Another thing is that batch size and learning rate might need to change when switched to DDP. Check out the discussions below:
Thanks for your answer,it helped me a lot.
One conclusion I got from these materials is that I should set torch.utils.data.DataLoader(batch_size=args.batch_size/world_size)
lr still be 1xlr.
Is this correct?
Yes, this should let the DDP gang collectively process the same number of samples compared to the single process case. But it may or may not stay mathematically equivalent due to the loss function. DDP is taking average of grads across processes. So if the loss function is calculating sum loss of all samples or if (loss(x) + loss(y)) / 2 != loss([x, y]) / 2, it won’t be mathematically equivalent. Hence, it might take some efforts to optimizer the lr and batch size when using DDP.

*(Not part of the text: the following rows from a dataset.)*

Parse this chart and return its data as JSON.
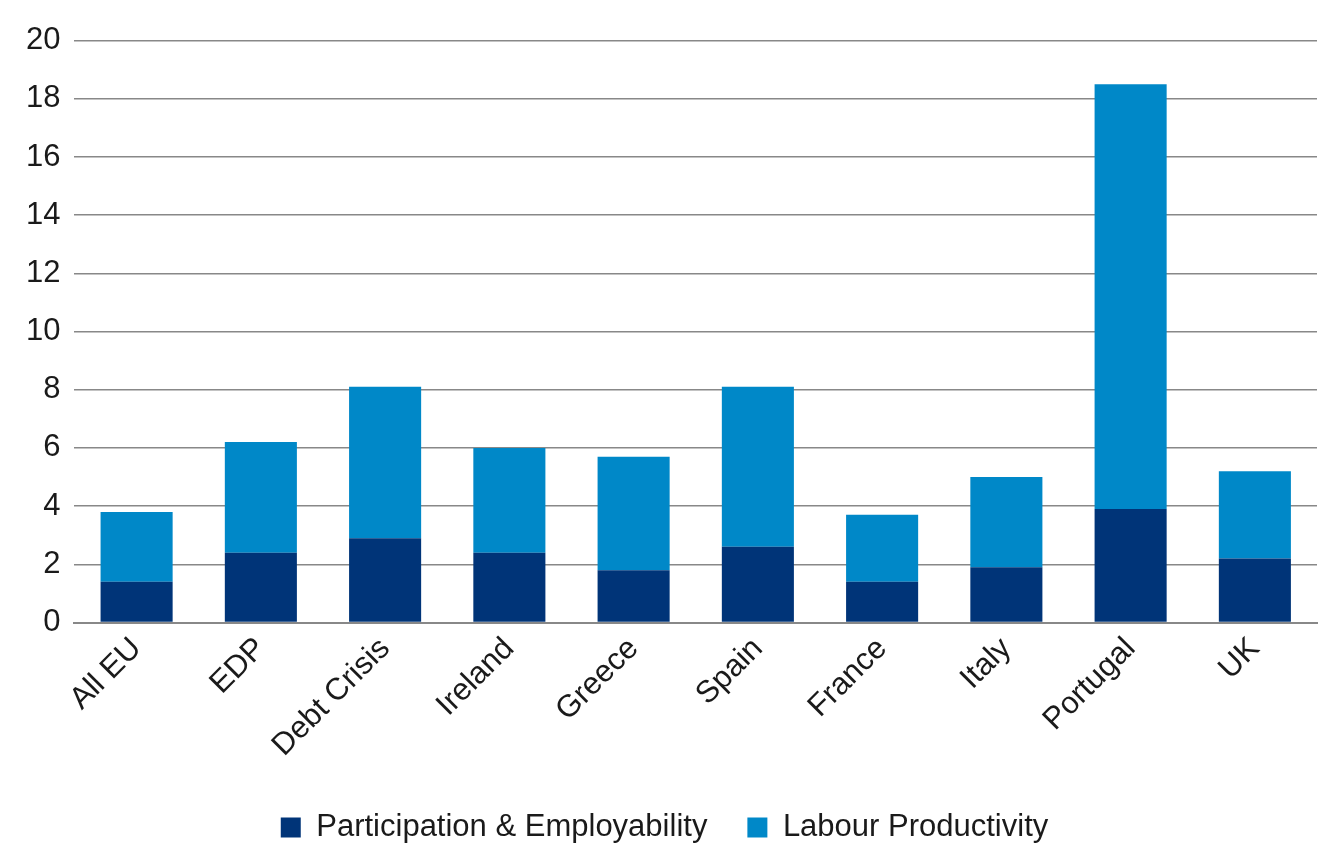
{
  "chart_data": {
    "type": "bar",
    "stacked": true,
    "categories": [
      "All EU",
      "EDP",
      "Debt Crisis",
      "Ireland",
      "Greece",
      "Spain",
      "France",
      "Italy",
      "Portugal",
      "UK"
    ],
    "series": [
      {
        "name": "Participation & Employability",
        "color": "#003478",
        "values": [
          1.4,
          2.4,
          2.9,
          2.4,
          1.8,
          2.6,
          1.4,
          1.9,
          3.9,
          2.2
        ]
      },
      {
        "name": "Labour Productivity",
        "color": "#0088c8",
        "values": [
          2.4,
          3.8,
          5.2,
          3.6,
          3.9,
          5.5,
          2.3,
          3.1,
          14.6,
          3.0
        ]
      }
    ],
    "ylim": [
      0,
      20
    ],
    "yticks": [
      0,
      2,
      4,
      6,
      8,
      10,
      12,
      14,
      16,
      18,
      20
    ],
    "grid": "y",
    "legend": "bottom"
  }
}
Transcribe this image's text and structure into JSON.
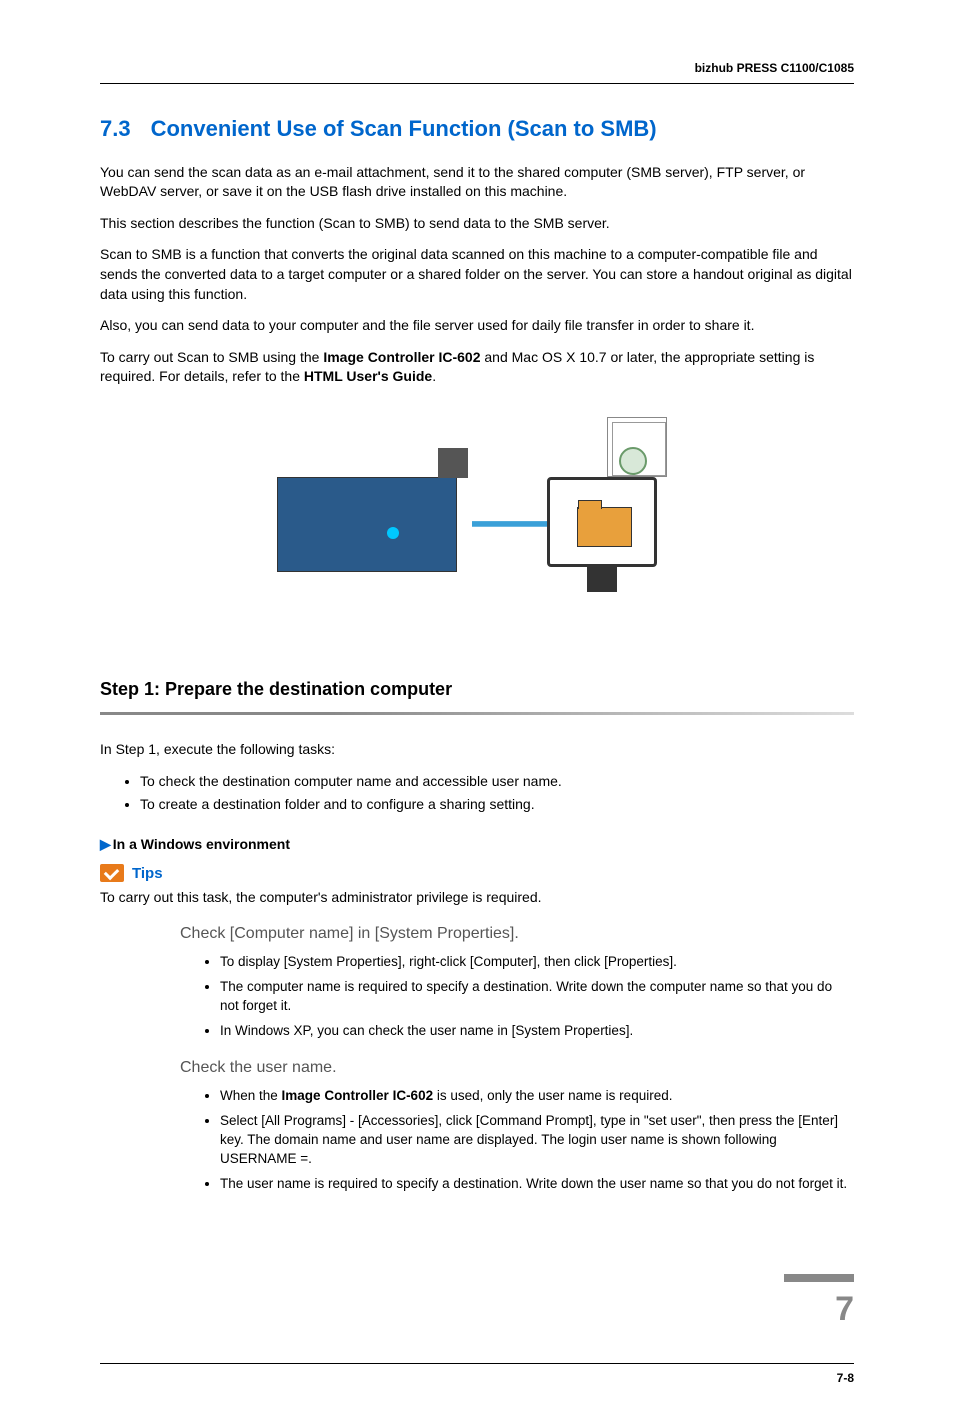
{
  "header": {
    "product": "bizhub PRESS C1100/C1085"
  },
  "section": {
    "num": "7.3",
    "title": "Convenient Use of Scan Function (Scan to SMB)"
  },
  "intro": {
    "p1": "You can send the scan data as an e-mail attachment, send it to the shared computer (SMB server), FTP server, or WebDAV server, or save it on the USB flash drive installed on this machine.",
    "p2": "This section describes the function (Scan to SMB) to send data to the SMB server.",
    "p3": "Scan to SMB is a function that converts the original data scanned on this machine to a computer-compatible file and sends the converted data to a target computer or a shared folder on the server. You can store a handout original as digital data using this function.",
    "p4": "Also, you can send data to your computer and the file server used for daily file transfer in order to share it.",
    "p5a": "To carry out Scan to SMB using the ",
    "p5b_bold": "Image Controller IC-602",
    "p5c": " and Mac OS X 10.7 or later, the appropriate setting is required. For details, refer to the ",
    "p5d_bold": "HTML User's Guide",
    "p5e": "."
  },
  "step1": {
    "title": "Step 1: Prepare the destination computer",
    "lead": "In Step 1, execute the following tasks:",
    "tasks": [
      "To check the destination computer name and accessible user name.",
      "To create a destination folder and to configure a sharing setting."
    ],
    "env": "In a Windows environment",
    "tips_label": "Tips",
    "tips_text": "To carry out this task, the computer's administrator privilege is required.",
    "sub1": {
      "heading": "Check [Computer name] in [System Properties].",
      "items": [
        "To display [System Properties], right-click [Computer], then click [Properties].",
        "The computer name is required to specify a destination. Write down the computer name so that you do not forget it.",
        "In Windows XP, you can check the user name in [System Properties]."
      ]
    },
    "sub2": {
      "heading": "Check the user name.",
      "item1a": "When the ",
      "item1b_bold": "Image Controller IC-602",
      "item1c": " is used, only the user name is required.",
      "item2": "Select [All Programs] - [Accessories], click [Command Prompt], type in \"set user\", then press the [Enter] key. The domain name and user name are displayed. The login user name is shown following USERNAME =.",
      "item3": "The user name is required to specify a destination. Write down the user name so that you do not forget it."
    }
  },
  "footer": {
    "chapter": "7",
    "page": "7-8"
  },
  "colors": {
    "heading_blue": "#0066cc",
    "tips_orange": "#e87a1a",
    "chapter_gray": "#888888"
  }
}
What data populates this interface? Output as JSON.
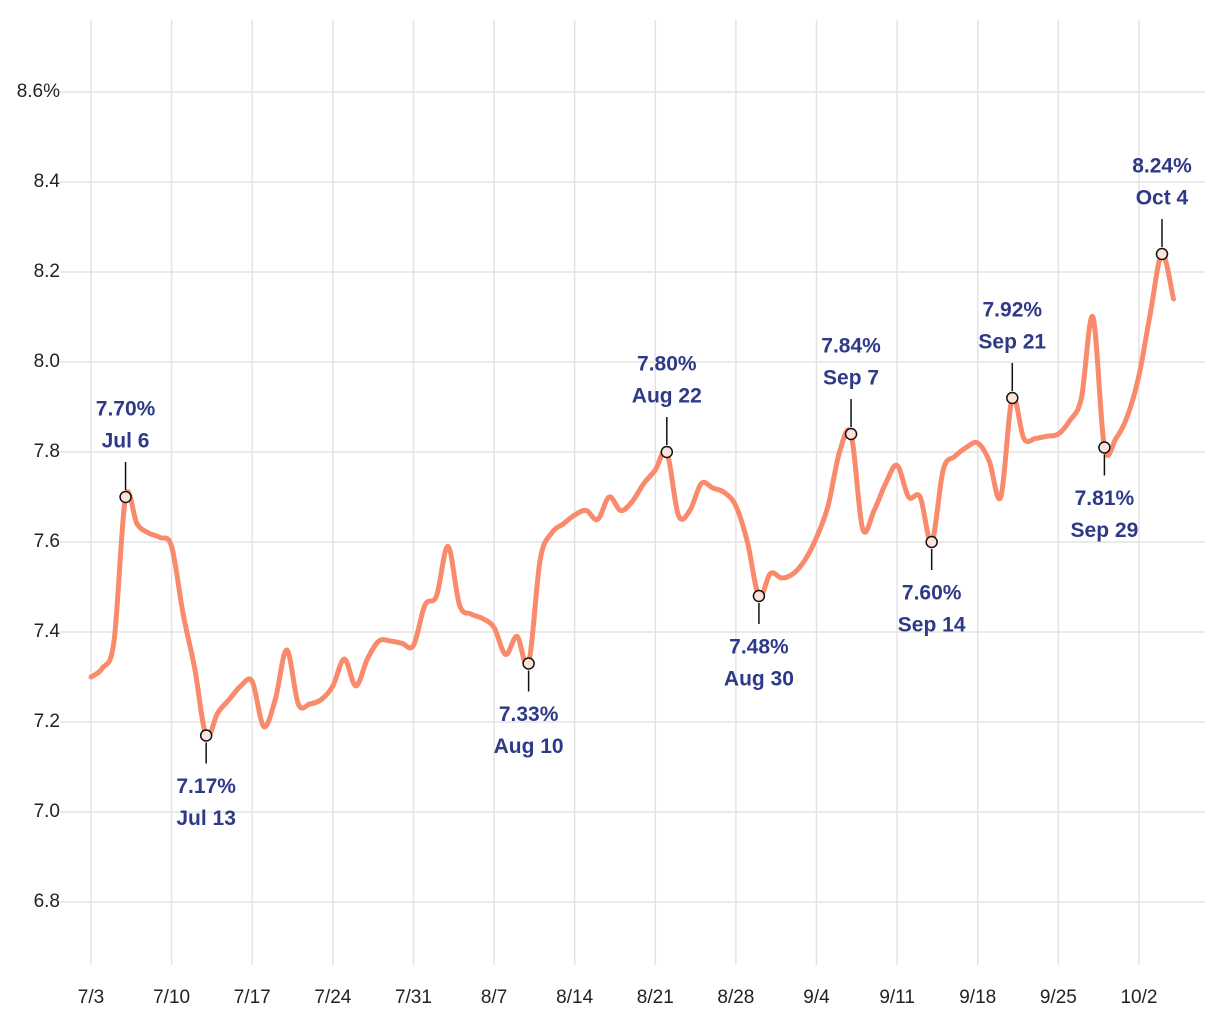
{
  "chart_data": {
    "type": "line",
    "x": [
      "7/3",
      "7/4",
      "7/5",
      "7/6",
      "7/7",
      "7/8",
      "7/9",
      "7/10",
      "7/11",
      "7/12",
      "7/13",
      "7/14",
      "7/15",
      "7/16",
      "7/17",
      "7/18",
      "7/19",
      "7/20",
      "7/21",
      "7/22",
      "7/23",
      "7/24",
      "7/25",
      "7/26",
      "7/27",
      "7/28",
      "7/29",
      "7/30",
      "7/31",
      "8/1",
      "8/2",
      "8/3",
      "8/4",
      "8/5",
      "8/6",
      "8/7",
      "8/8",
      "8/9",
      "8/10",
      "8/11",
      "8/12",
      "8/13",
      "8/14",
      "8/15",
      "8/16",
      "8/17",
      "8/18",
      "8/19",
      "8/20",
      "8/21",
      "8/22",
      "8/23",
      "8/24",
      "8/25",
      "8/26",
      "8/27",
      "8/28",
      "8/29",
      "8/30",
      "8/31",
      "9/1",
      "9/2",
      "9/3",
      "9/4",
      "9/5",
      "9/6",
      "9/7",
      "9/8",
      "9/9",
      "9/10",
      "9/11",
      "9/12",
      "9/13",
      "9/14",
      "9/15",
      "9/16",
      "9/17",
      "9/18",
      "9/19",
      "9/20",
      "9/21",
      "9/22",
      "9/23",
      "9/24",
      "9/25",
      "9/26",
      "9/27",
      "9/28",
      "9/29",
      "9/30",
      "10/1",
      "10/2",
      "10/3",
      "10/4",
      "10/5"
    ],
    "series": [
      {
        "color": "#f98b6c",
        "values": [
          7.3,
          7.32,
          7.38,
          7.7,
          7.64,
          7.62,
          7.61,
          7.59,
          7.44,
          7.32,
          7.17,
          7.22,
          7.25,
          7.28,
          7.29,
          7.19,
          7.25,
          7.36,
          7.24,
          7.24,
          7.25,
          7.28,
          7.34,
          7.28,
          7.34,
          7.38,
          7.38,
          7.375,
          7.37,
          7.46,
          7.48,
          7.59,
          7.46,
          7.44,
          7.43,
          7.41,
          7.35,
          7.39,
          7.33,
          7.56,
          7.62,
          7.64,
          7.66,
          7.67,
          7.65,
          7.7,
          7.67,
          7.69,
          7.73,
          7.76,
          7.8,
          7.66,
          7.67,
          7.73,
          7.72,
          7.71,
          7.68,
          7.6,
          7.48,
          7.53,
          7.52,
          7.53,
          7.56,
          7.61,
          7.68,
          7.8,
          7.84,
          7.63,
          7.67,
          7.73,
          7.77,
          7.7,
          7.7,
          7.6,
          7.76,
          7.79,
          7.81,
          7.82,
          7.78,
          7.7,
          7.92,
          7.83,
          7.83,
          7.835,
          7.84,
          7.87,
          7.92,
          8.1,
          7.81,
          7.83,
          7.88,
          7.97,
          8.11,
          8.24,
          8.14
        ]
      }
    ],
    "xticks": [
      "7/3",
      "7/10",
      "7/17",
      "7/24",
      "7/31",
      "8/7",
      "8/14",
      "8/21",
      "8/28",
      "9/4",
      "9/11",
      "9/18",
      "9/25",
      "10/2"
    ],
    "ylim": [
      6.66,
      8.76
    ],
    "yticks": [
      6.8,
      {
        "value": 7,
        "label": "7.0"
      },
      7.2,
      7.4,
      7.6,
      7.8,
      {
        "value": 8,
        "label": "8.0"
      },
      8.2,
      8.4,
      {
        "value": 8.6,
        "label": "8.6%"
      }
    ],
    "grid": true,
    "annotation_color": "#2e3a87",
    "annotations": [
      {
        "x": "7/6",
        "label": "7.70%",
        "date": "Jul 6",
        "side": "above"
      },
      {
        "x": "7/13",
        "label": "7.17%",
        "date": "Jul 13",
        "side": "below"
      },
      {
        "x": "8/10",
        "label": "7.33%",
        "date": "Aug 10",
        "side": "below"
      },
      {
        "x": "8/22",
        "label": "7.80%",
        "date": "Aug 22",
        "side": "above"
      },
      {
        "x": "8/30",
        "label": "7.48%",
        "date": "Aug 30",
        "side": "below"
      },
      {
        "x": "9/7",
        "label": "7.84%",
        "date": "Sep 7",
        "side": "above"
      },
      {
        "x": "9/14",
        "label": "7.60%",
        "date": "Sep 14",
        "side": "below"
      },
      {
        "x": "9/21",
        "label": "7.92%",
        "date": "Sep 21",
        "side": "above"
      },
      {
        "x": "9/29",
        "label": "7.81%",
        "date": "Sep 29",
        "side": "below"
      },
      {
        "x": "10/4",
        "label": "8.24%",
        "date": "Oct 4",
        "side": "above"
      }
    ]
  }
}
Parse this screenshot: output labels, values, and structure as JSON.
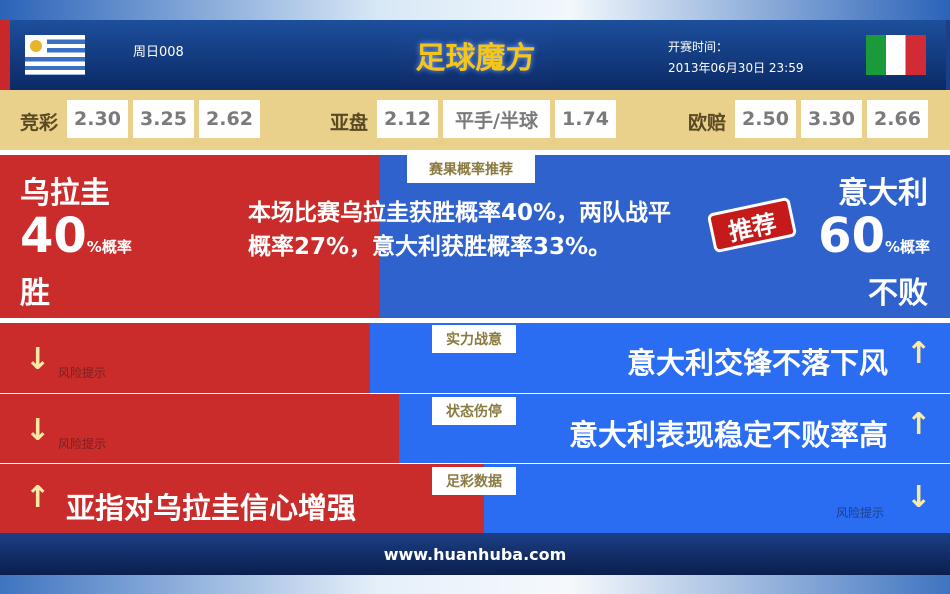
{
  "header": {
    "match_no": "周日008",
    "logo_text": "足球魔方",
    "kickoff_label": "开赛时间：",
    "kickoff_time": "2013年06月30日 23:59",
    "home_flag": "uruguay-flag",
    "away_flag": "italy-flag"
  },
  "odds": {
    "jingcai": {
      "label": "竞彩",
      "values": [
        "2.30",
        "3.25",
        "2.62"
      ]
    },
    "yapan": {
      "label": "亚盘",
      "values": [
        "2.12",
        "平手/半球",
        "1.74"
      ]
    },
    "oupei": {
      "label": "欧赔",
      "values": [
        "2.50",
        "3.30",
        "2.66"
      ]
    }
  },
  "prediction": {
    "section_label": "赛果概率推荐",
    "home_team": "乌拉圭",
    "home_pct": "40",
    "pct_suffix": "%概率",
    "home_result": "胜",
    "summary": "本场比赛乌拉圭获胜概率40%，两队战平概率27%，意大利获胜概率33%。",
    "recommend_badge": "推荐",
    "away_team": "意大利",
    "away_pct": "60",
    "away_result": "不败",
    "home_share": 40,
    "away_share": 60
  },
  "rows": [
    {
      "label": "实力战意",
      "left_text": "",
      "left_risk": "风险提示",
      "right_text": "意大利交锋不落下风",
      "right_risk": "",
      "left_arrow": "down",
      "right_arrow": "up"
    },
    {
      "label": "状态伤停",
      "left_text": "",
      "left_risk": "风险提示",
      "right_text": "意大利表现稳定不败率高",
      "right_risk": "",
      "left_arrow": "down",
      "right_arrow": "up"
    },
    {
      "label": "足彩数据",
      "left_text": "亚指对乌拉圭信心增强",
      "left_risk": "",
      "right_text": "",
      "right_risk": "风险提示",
      "left_arrow": "up",
      "right_arrow": "down"
    }
  ],
  "arrows": {
    "up": "↑",
    "down": "↓"
  },
  "footer": {
    "url": "www.huanhuba.com"
  },
  "colors": {
    "home": "#c92c2b",
    "away": "#2a6cf2",
    "odds_band": "#e9d18c",
    "header": "#0b2a66"
  }
}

No, you don’t need to manually average the loss. When using DDP, losses are local to every process, and DDP will automatically average gradients for all parameters using AllReduce communication.
My loss function is defined as follows: loss = torch.norm(target_flow - input_flow, 2, 1)/batch_size
The batch_size here is the per-process input batch size, right?
Yes,it’s per-process batch_size.
In fact, I think the problem is basically solved after dividing Batchsize by ngpus (although performance is still slightly behind DP, but this should be a tuning problem)
Thank you for your help. Best wishes!